I'm sure it's fast, but also consumes a ridiculous amount of memory. Tried loading a smallish dataset into neo4j that runs on a 100mb ram postgres server just fine. Neo4j wanted gigabytes of memory.
When I used it, it was fast at a very specific set of graph traversal operations. It was extremely easy to step outside those narrow patterns, while doing things that seemed like they should be fine and were very common sorts of things one might want to do with the DB, at which point performance would become terrible. A look at the underlying data structures they use was revealing re: why they were so fast at some things, and so slow at others. And they only achieved that much performance by, as you note, eating memory like it's free (I mean, it is Java...).
It was also alarmingly weak on data-integrity protection features, like constraints, locking, and data-types, at the time. IDK, maybe they've fixed that. Then, it was IMO wholly unsuited to hosting any data set that you couldn't stand to have completely destroyed every so often (so, a very particular kind of caching, which IIRC is exactly what one of their marketing department's favorite names to trot out, Ebay, used it for then).
[EDIT] I would, however, agree with nisa's post elsewhere in the thread, that the Cypher query language is excellent.

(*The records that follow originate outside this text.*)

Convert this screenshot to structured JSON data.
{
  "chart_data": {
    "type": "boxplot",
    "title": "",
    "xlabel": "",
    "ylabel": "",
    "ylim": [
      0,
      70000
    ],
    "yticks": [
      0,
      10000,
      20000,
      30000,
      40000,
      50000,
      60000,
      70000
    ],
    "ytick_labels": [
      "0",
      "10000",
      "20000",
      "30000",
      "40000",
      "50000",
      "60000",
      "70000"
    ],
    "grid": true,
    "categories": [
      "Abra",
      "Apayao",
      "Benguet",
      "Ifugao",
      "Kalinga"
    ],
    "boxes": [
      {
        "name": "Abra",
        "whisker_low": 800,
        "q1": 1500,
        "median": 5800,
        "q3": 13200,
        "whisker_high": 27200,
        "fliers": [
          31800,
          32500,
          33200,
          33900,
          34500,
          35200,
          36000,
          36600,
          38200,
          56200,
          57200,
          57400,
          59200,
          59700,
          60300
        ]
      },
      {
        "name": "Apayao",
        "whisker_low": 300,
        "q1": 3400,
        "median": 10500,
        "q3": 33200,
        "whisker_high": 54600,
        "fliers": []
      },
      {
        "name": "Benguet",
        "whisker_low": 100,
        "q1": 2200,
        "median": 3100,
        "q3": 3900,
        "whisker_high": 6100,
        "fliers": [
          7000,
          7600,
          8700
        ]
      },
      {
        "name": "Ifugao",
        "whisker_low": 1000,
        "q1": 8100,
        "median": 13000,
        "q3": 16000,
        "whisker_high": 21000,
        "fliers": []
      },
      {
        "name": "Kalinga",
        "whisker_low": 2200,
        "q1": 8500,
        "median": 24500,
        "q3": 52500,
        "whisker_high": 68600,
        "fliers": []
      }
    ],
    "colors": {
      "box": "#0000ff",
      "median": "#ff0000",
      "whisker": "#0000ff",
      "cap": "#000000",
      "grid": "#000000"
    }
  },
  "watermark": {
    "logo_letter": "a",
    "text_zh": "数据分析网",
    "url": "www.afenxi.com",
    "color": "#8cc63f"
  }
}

Did you do anything to configure that? If I remember correctly (has been a few years), Neo4j will be default reserve a bunch of space for caches and such (on top of default reserved heap sizes etc for Java). As such, the defaults don't necessarily say much.
Yeah, I mean, it's not the first time a database that's best-suited to a niche use-case has successfully had its market hugely expanded by sales & marketing promoting it as a superior replacement for what are in fact better general-use products. Clearly, it's a playbook that works.
What is behind the thought that graph databases are going to grow so much in the next few years? To me they've always had a niche use... Are they really going to be ubiquitous (like this funding seems to assume?)